AS typically comes with an almost obsessive focus on special interests and a lack of social understanding. I have learned over the years to connect with Cam on his special interest, which is music. To connect with him, I need to truly spend time on his level. Kids with AS tend to excel in these special-interest areas and they provide great opportunities for a dad to build the confidence of his or her child. Children with AS may not be sports stars or easily find social success; however, they can find success in their endeavors and get the satisfaction of being “awesome” at something.
In parenting our son, the experience has been different compared to our other kids; it has also been the same in many ways. All kids have obstacles and need a team or teams of support around them. When dealing with AS, it just means that picking the team requires special concern and considerations. Do the people in Cam's family support group (our extended family) understand his needs? Can we educate them? Do his church and social support groups (friends) accept him? Can we help them to understand his needs without being intrusive? How can we help Cam's school team to support him when we are not there? As parents we have found creative ways to provide him the supports he needs. That seems to me to have made a significant difference.

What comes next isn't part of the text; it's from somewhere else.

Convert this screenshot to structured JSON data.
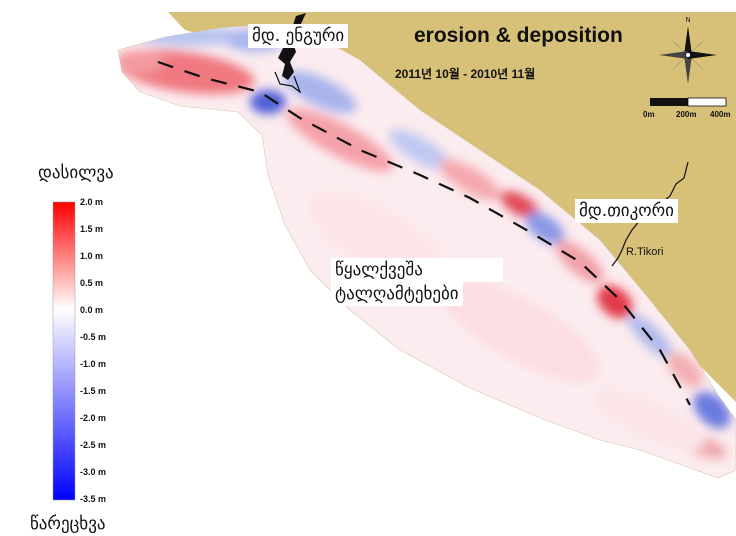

It took me a while to figure this out and adjust my expectations of Cam's “awesomeness” to match what he was truly trying to be “awesome” at. I finally realized that he did not want to be a basketball player, but he was very proud of being a musician and member of the school band.
For me, being a dad to Cameron has been both challenging and intensely satisfying. Removing the obstacles that were holding him back from his success has provided the sweetest victories. Watching him succeed has been even better because in the back of my mind I know what he has overcome.